Veja-se que, quando se trata de “criação ou alteração” de tributos, devendo-se incluir aí as modificações na forma de calcular e na base de cálculo, a concessionária encontra-se sempre protegida, impondo a lei nesses casos, para preservar o “equilíbrio econômico-financeiro”, a majoração da tarifa. Sob esse enfoque é que o Estado-cedente e a concessionária do serviço público encontram-se lado a lado, no mesmo polo, em situação absolutamente cômoda e sem desavenças, inviabilizando qualquer litígio em casos como o presente.
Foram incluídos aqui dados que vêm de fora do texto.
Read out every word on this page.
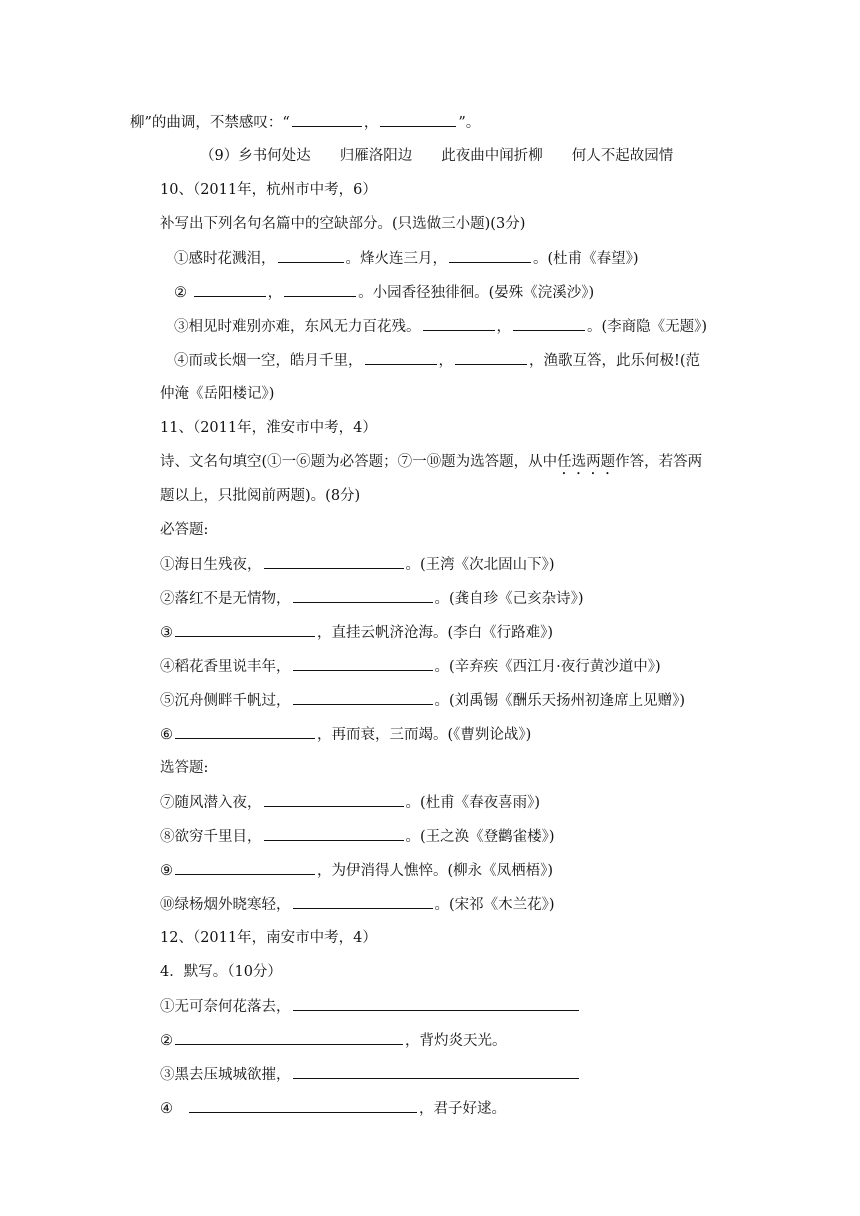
柳”的曲调，不禁感叹：“	，	”。
（9）乡书何处达　　归雁洛阳边　　此夜曲中闻折柳　　何人不起故园情
10、（2011年，杭州市中考，6）
补写出下列名句名篇中的空缺部分。(只选做三小题)(3分)
①感时花溅泪，	。烽火连三月，	。(杜甫《春望》)
②	，	。小园香径独徘徊。(晏殊《浣溪沙》)
③相见时难别亦难，东风无力百花残。	，	。(李商隐《无题》)
④而或长烟一空，皓月千里，	，	，渔歌互答，此乐何极!(范
仲淹《岳阳楼记》)
11、（2011年，淮安市中考，4）
诗、文名句填空(①一⑥题为必答题；⑦一⑩题为选答题，从中任选两题作答，若答两
题以上，只批阅前两题)。(8分)
必答题:
①海日生残夜，	。(王湾《次北固山下》)
②落红不是无情物，	。(龚自珍《己亥杂诗》)
③	，直挂云帆济沧海。(李白《行路难》)
④稻花香里说丰年，	。(辛弃疾《西江月·夜行黄沙道中》)
⑤沉舟侧畔千帆过，	。(刘禹锡《酬乐天扬州初逢席上见赠》)
⑥	，再而衰，三而竭。(《曹刿论战》)
选答题:
⑦随风潜入夜，	。(杜甫《春夜喜雨》)
⑧欲穷千里目，	。(王之涣《登鹳雀楼》)
⑨	，为伊消得人憔悴。(柳永《凤栖梧》)
⑩绿杨烟外晓寒轻，	。(宋祁《木兰花》)
12、（2011年，南安市中考，4）
4．默写。（10分）
①无可奈何花落去，
②	，背灼炎天光。
③黑去压城城欲摧，
④	，君子好逑。
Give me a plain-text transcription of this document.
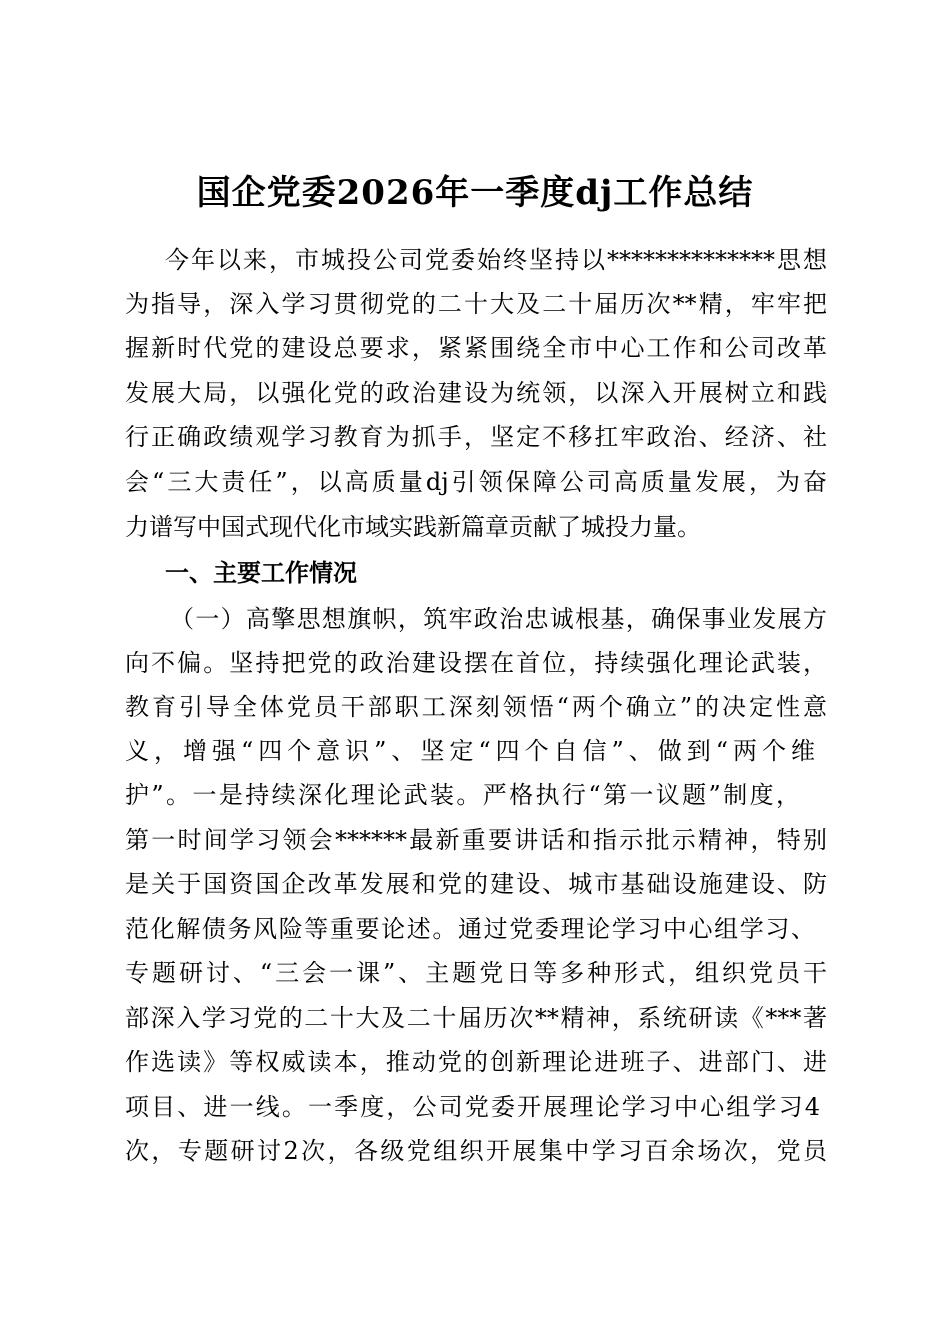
国企党委2026年一季度dj工作总结
今年以来，市城投公司党委始终坚持以**************思想
为指导，深入学习贯彻党的二十大及二十届历次**精，牢牢把
握新时代党的建设总要求，紧紧围绕全市中心工作和公司改革
发展大局，以强化党的政治建设为统领，以深入开展树立和践
行正确政绩观学习教育为抓手，坚定不移扛牢政治、经济、社
会“三大责任”，以高质量dj引领保障公司高质量发展，为奋
力谱写中国式现代化市域实践新篇章贡献了城投力量。
一、主要工作情况
（一）高擎思想旗帜，筑牢政治忠诚根基，确保事业发展方
向不偏。坚持把党的政治建设摆在首位，持续强化理论武装，
教育引导全体党员干部职工深刻领悟“两个确立”的决定性意
义，增强“四个意识”、坚定“四个自信”、做到“两个维
护”。一是持续深化理论武装。严格执行“第一议题”制度，
第一时间学习领会******最新重要讲话和指示批示精神，特别
是关于国资国企改革发展和党的建设、城市基础设施建设、防
范化解债务风险等重要论述。通过党委理论学习中心组学习、
专题研讨、“三会一课”、主题党日等多种形式，组织党员干
部深入学习党的二十大及二十届历次**精神，系统研读《***著
作选读》等权威读本，推动党的创新理论进班子、进部门、进
项目、进一线。一季度，公司党委开展理论学习中心组学习4
次，专题研讨2次，各级党组织开展集中学习百余场次，党员
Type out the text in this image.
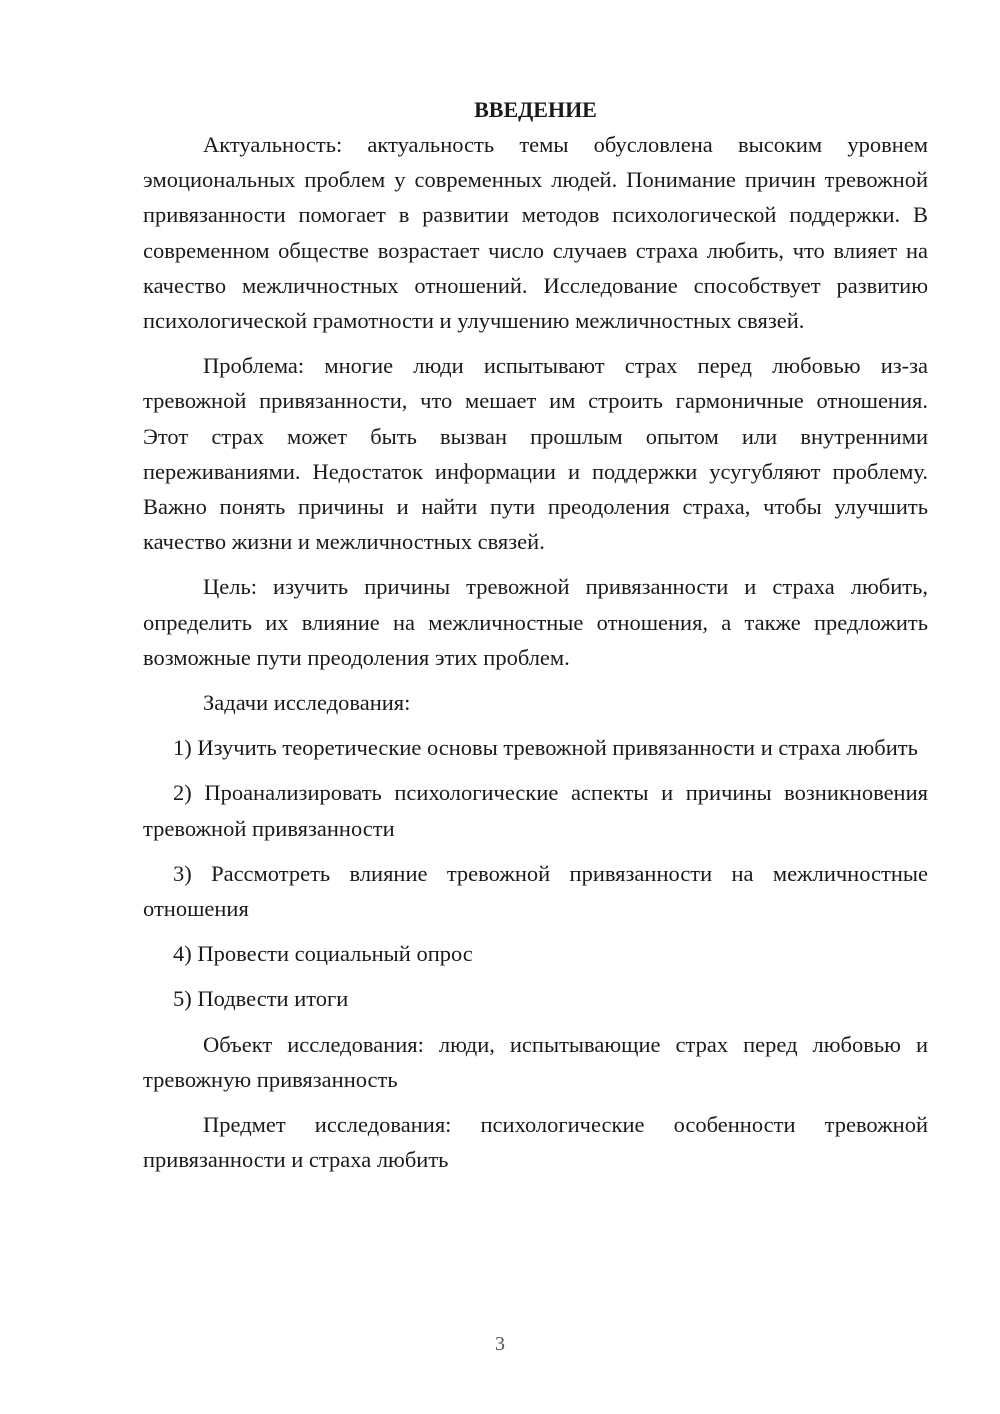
ВВЕДЕНИЕ

Актуальность: актуальность темы обусловлена высоким уровнем эмоциональных проблем у современных людей. Понимание причин тревожной привязанности помогает в развитии методов психологической поддержки. В современном обществе возрастает число случаев страха любить, что влияет на качество межличностных отношений. Исследование способствует развитию психологической грамотности и улучшению межличностных связей.

Проблема: многие люди испытывают страх перед любовью из-за тревожной привязанности, что мешает им строить гармоничные отношения. Этот страх может быть вызван прошлым опытом или внутренними переживаниями. Недостаток информации и поддержки усугубляют проблему. Важно понять причины и найти пути преодоления страха, чтобы улучшить качество жизни и межличностных связей.

Цель: изучить причины тревожной привязанности и страха любить, определить их влияние на межличностные отношения, а также предложить возможные пути преодоления этих проблем.

Задачи исследования:

1) Изучить теоретические основы тревожной привязанности и страха любить

2) Проанализировать психологические аспекты и причины возникновения тревожной привязанности

3) Рассмотреть влияние тревожной привязанности на межличностные отношения

4) Провести социальный опрос

5) Подвести итоги

Объект исследования: люди, испытывающие страх перед любовью и тревожную привязанность

Предмет исследования: психологические особенности тревожной привязанности и страха любить

3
O consumidor da energia elétrica, por sua vez, observada a mencionada relação paradisíaca concedente/concessionária, fica relegado e totalmente prejudicado e desprotegido. Esse quadro revela que a concessionária assume o papel de contribuinte de direto apenas “formalmente”, assim como o consumidor também assume a posição de contribuinte de fato em caráter meramente “formal”.99

De tudo o que foi exposto, conclui-se que a jurisprudência atual do STJ nega ao “contribuinte de fato” o direito à restituição de tributo pago indevidamente sob o fundamento de que não participa da relação-jurídico tributária e, portanto, não possui legitimidade ativa para fazê-lo. Entretanto, no que se refere ao consumidor de energia elétrica, por se tratar de serviço público explorado sob regime de concessão, regido por normas próprias, as quais implicam a existência de relações peculiares entre o Estado-

concedente e o concessionário e entre este e o consumidor final, é possível ao “contribuinte de fato” a discussão acerca da validade da obrigação tributária, bem como a restituição do indébito.

4 ANÁLISE CRÍTICA DAS PREMISSAS ADOTADAS PELA JURISPRUDÊNCIA

Tomando-se por base o que foi exposto até o presente momento, observa-se que a aplicação do art. 166 do CTN nos moldes delineados pela jurisprudência, em vez de garantir a restituição ao cidadão que pagou tributo indevido, torna efetivamente impossível a repetição do indébito, seja ao “contribuinte de direito”, seja ao “contribuinte de fato”. Estimula-se, nas palavras de Hugo de Brito Machado, a “inconstitucionalidade útil” , ou seja, “a produção de lei tributárias inconstitucionais que seriam úteis para os governantes, no sentido de que podem elevar a arrecadação, e mesmo quando declarada a inconstitucionalidade os valores arrecadados não serão restituídos”.100

Nesse contexto, o objetivo deste capítulo é desconstruir as premissas errôneas nas quais a jurisprudência alicerçou-se para exprimir seus entendimentos. Busca-se demonstrar que a interpretação atual não se coaduna com uma visão sistemática da legislação pátria. Ademais, não obedece aos ditames de um Estado Democrático de Direito, nos quais o Estado submete-se às leis, na medida em que permite que a Fazenda Pública se aproprie de valores que tenham sido pagos extrapolando-se as limitações constitucionais ao poder de tributar.

Todavia, o que se defenderá não é a completa inconstitucionalidade do dispostivo, embora a interpretação atual da jurisprudência conduza a esse raciocínio. Procurar-se-á demonstrar que é possível conferir à norma em cotejo uma interpretação conforme a Constituição e que esteja, portanto, em consonância com todo o sistema jurídico tributário brasileiro.